Dimethyl fumarate inhibits noncanonical pyroptosis in dental fibroblasts

Abstract Backgound: Pyroptosis is a type of inflammatory cell death and is related to some oral inflammatory diseases. However, how dental fibroblasts, the major cell type in inflamed pulp and periodontium, respond to pyroptotic stimuli is not fully understood. Dimethyl fumarate (DMF), a derivative of fumarate, has immunomodulatory effects and is used as an anti-inflammatory drug. However, the effects of DMF on dental fibroblasts under exposure to pyroptotic stimuli are unclear. Methods We used three methods (stimulation with lipopolysaccharide (LPS) plus nigericin, poly(dA:dT) transfection and LPS transfection) to induce pyroptosis in periodontal ligament fibroblasts (PDLFs) and dental pulp cells (DPCs), two types of dental fibroblasts. THP-1 cell was used as a positive control.

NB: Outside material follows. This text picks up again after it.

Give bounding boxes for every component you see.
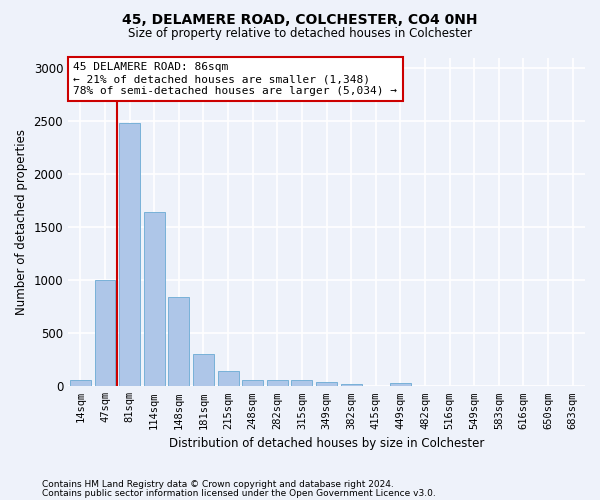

After that, PDLFs and DPCs were treated with or without DMF before inducing pyroptosis to examine the inhibitory effect of DMF. Pyroptotic cell death was measured by lactic dehydrogenase (LDH) release assays, cell viability assays, propidium iodide (PI) staining and flow cytometry. The expression levels of cleaved gasdermin D N-terminal (GSDMD NT), caspase-1 p20, caspase-4 p31 and cleaved PARP were examined by immunoblotting. Immunofluorescence analysis was used to detect the cellular distribution of GSDMD NT. Results We showed that PDLFs and DPCs were more sensitive to cytoplasmic LPS-induced noncanonical pyroptosis than to canonical pyroptosis induced by stimulation with LPS priming plus nigericin or by poly(dA:dT) transfection. In addition, treatment with DMF attenuated cytoplasmic LPS-induced pyroptotic cell death in PDLFs and DPCs. Mechanistically, we demonstrated that the expression and plasma membrane translocation of GSDMD NT were inhibited in DMF-treated PDLFs and DPCs. Conclusions The current study indicates that dental fibroblasts are more sensitive to cytoplasmic LPS-induced noncanonical pyroptosis and that DMF treatment blocks pyroptosis in LPS-transfected dental fibroblasts by targeting GSDMD, suggesting DMF might be a promising drug for oral inflammatory diseases.